En pleine guerre froide, deux « agents très spéciaux », l’un américain lié à la CIA , l’autre russe du KGB, deviennent alliés malgré eux, et contre leur volonté, pour déjouer les sombres desseins d’une organisation criminelle internationale qui veut augmenter le trafic d’armes et d’engins nucléaires dans le monde, et ainsi ébranler le fragile équilibre mondial. Jusque là rien de bien neuf surtout si l’on y ajoute la belle innocente seule moyen de les mener à un scientifique allemand disparu, son père.  Solo et Kuryakin, accompagnés de la pétillante Gaby, partent donc à la recherche du seul homme qui pourra changer le destin de la planète.

C’est frais, plein d’humour. Les poursuites et les cascades valent le détour. Un joli moment de cinéma ! Plus sur les écrans mais surement visible à la demande. A voir en V.O. évidemment pour le charme de l’accent et du flegme anglais !

 

Réparer les vivants

de Maylis de Kerangal

couverture du livre "réparer les vivants"

couverture du livre « réparer les vivants »

Bon je n’ai pas eu le temps d’écrire cet été par contre j’ai pris celui de lire, verbe indissociable pour moi du mot vacances !

Dans les ouvrages que j’avais sélectionnés celui de Maylis de Kerangal est probablement le plus fort, celui qui pose le plus de questions. Ce livre m’a mis face à mes certitudes, à ébranler mes convictions. Sur le sujet délicat du don d’organe, l’auteure fait tourner son histoire entre plusieurs protagonistes, nous montrant sous plusieurs angles différents les faces d’un même fait, drame pour les uns, défis pour les autres, espoir encore, empathie…

Un livre magnifiquement écrit où l’on sent l’urgence de la prise de décision, la précision de l’acte et de l’organisation, la difficulté des choix de toute une chaîne humaine mobilisée pour cette prouesse de transplantation. Ce don qui engendre la vie, en tout cas une vie meilleure et plus longue, part d’une douleur inénarrable, celle du départ d’un proche. Donner un organe, oui, donner celui de son enfant ?

« Réparer les vivants est le roman d’une transplantation cardiaque. Telle une chanson de geste, il tisse les présences et les espaces, les voix et les actes qui vont se relayer en vingt-quatre heures exactement. Roman de tension et de patience, d’accélérations paniques et de pauses méditatives, il trace une aventure métaphysique, à la fois collective et intime, où le cœur, au-delà de sa fonction organique, demeure le siège des affects et le symbole de l’amour. »

Bref, j’ai adoré ! A lire absolument…

Rentrée…

Que de silence ces derniers mois !… Et ce n’est pas faute d’avoir envie de partager avec vous, plutôt par manque de temps. Les bonnes résolution de la rentrée étaient pourtant bien là, les sujets listés, les coups de cœur notés… Et le temps continue à défiler sans que j’arrive à le rattraper ! Quelqu’un a-t-il une solution ?

Bon je vais essayer d’enrayer la machine et de revenir un peu plus souvent vers vous !

Des « Vertiges » au « Chagrin »…

de Lionel Duroy

Étrange sensation en lisant ces deux ouvrages à quelques mois d’intervalles que celle de relire la même histoire avec des angles différents, des sentiments autres, des prénoms et des points de vue changés. Et pourtant la même impression de suivre un être un peu fou, traumatisé par une enfance chaotique entre une mère hystérique et un père se débattant pour la satisfaire. Un être qui cherche l’amour tout en le fuyant, perdu dans le labyrinthe de ses sentiments et de ses contradictions.

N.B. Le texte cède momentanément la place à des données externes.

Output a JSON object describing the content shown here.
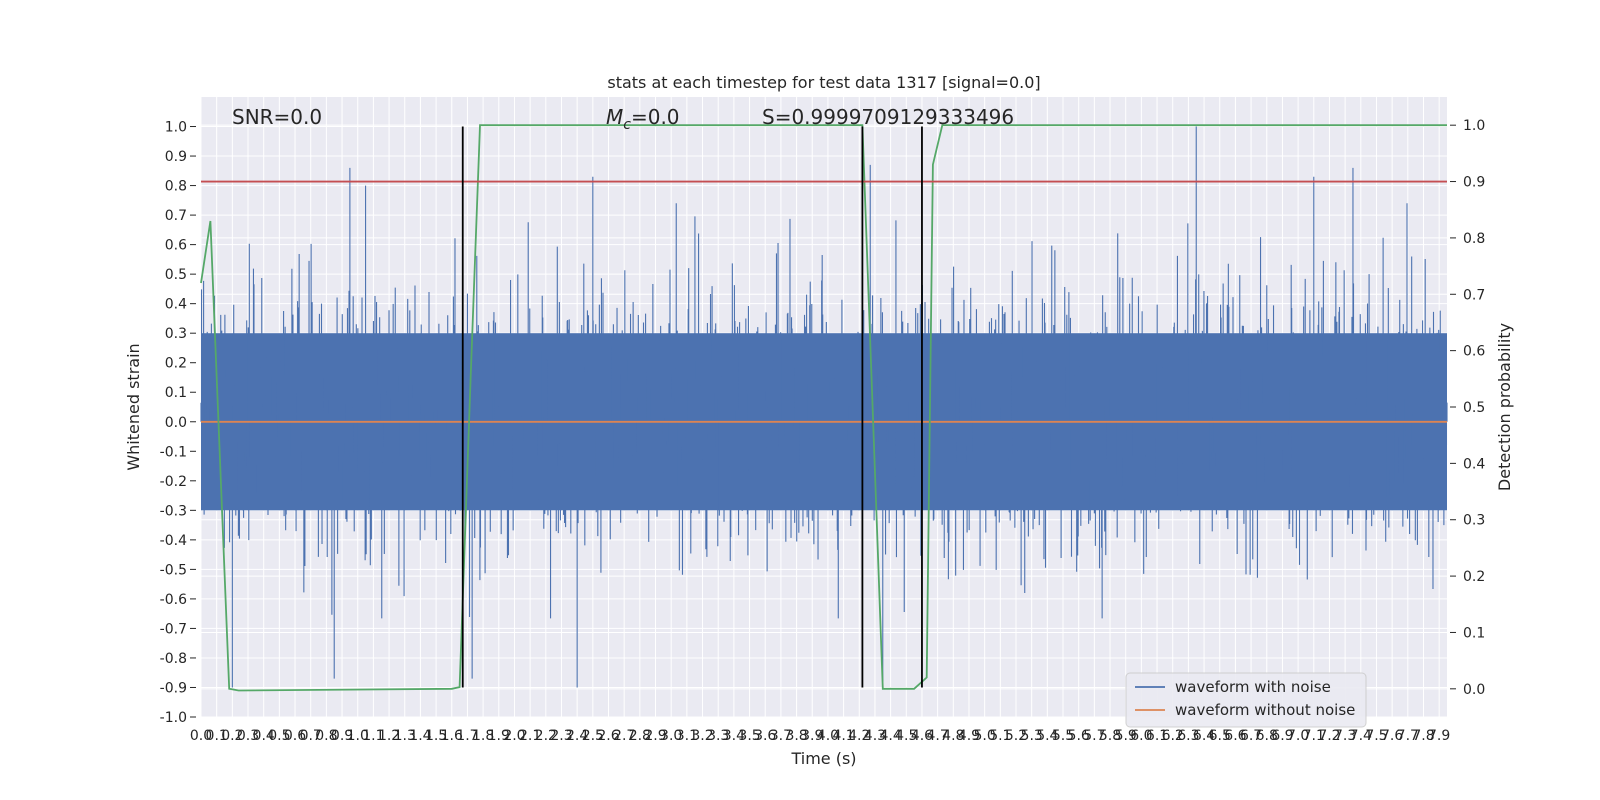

Lus dans le désordre, ces deux livres m’ont donné la sensation de regarder par le trou d’une serrure, de décortiquer un cœur qui n’était pas le mien,de plonger au sein de l’intimité d’un inconnu qui nous livre sans pudeur jusqu’à ses pires bassesses. Décortiquant son histoire, presque minute par minute, il nous livre sa vie sentimentale dans l’un, son enfance dans l’autre, les deux se croisant inlassablement. On comprend que ses proches y est vu une sorte de viol, d’indécence de livrer aux yeux de tous cette histoire intime… Et pourtant la puissance du style et de l’écriture nous pousse à continuer, à tenter de comprendre ce qui pousse l’auteur à creuser toujours plus loin, à se souvenir, à continuer à coucher les mots sur le papier, narrant ses faits et gestes, à la fois dedans et spectateur les décrivant avec calme et froideur, cherchant surement à comprendre le moment où les choses changent, basculent.

Impudique, parfois blessant pour ses proches, on le prend presque en pitié de s’isoler ainsi, par son souci de l’exactitude qui n’a peut-être pas lieu d’être dans les relations humaines. Incapable de légèreté, rongé par la culpabilité, déprimé, il fait fuir ceux qui l’aiment. Et seule la littérature semble le tenir debout.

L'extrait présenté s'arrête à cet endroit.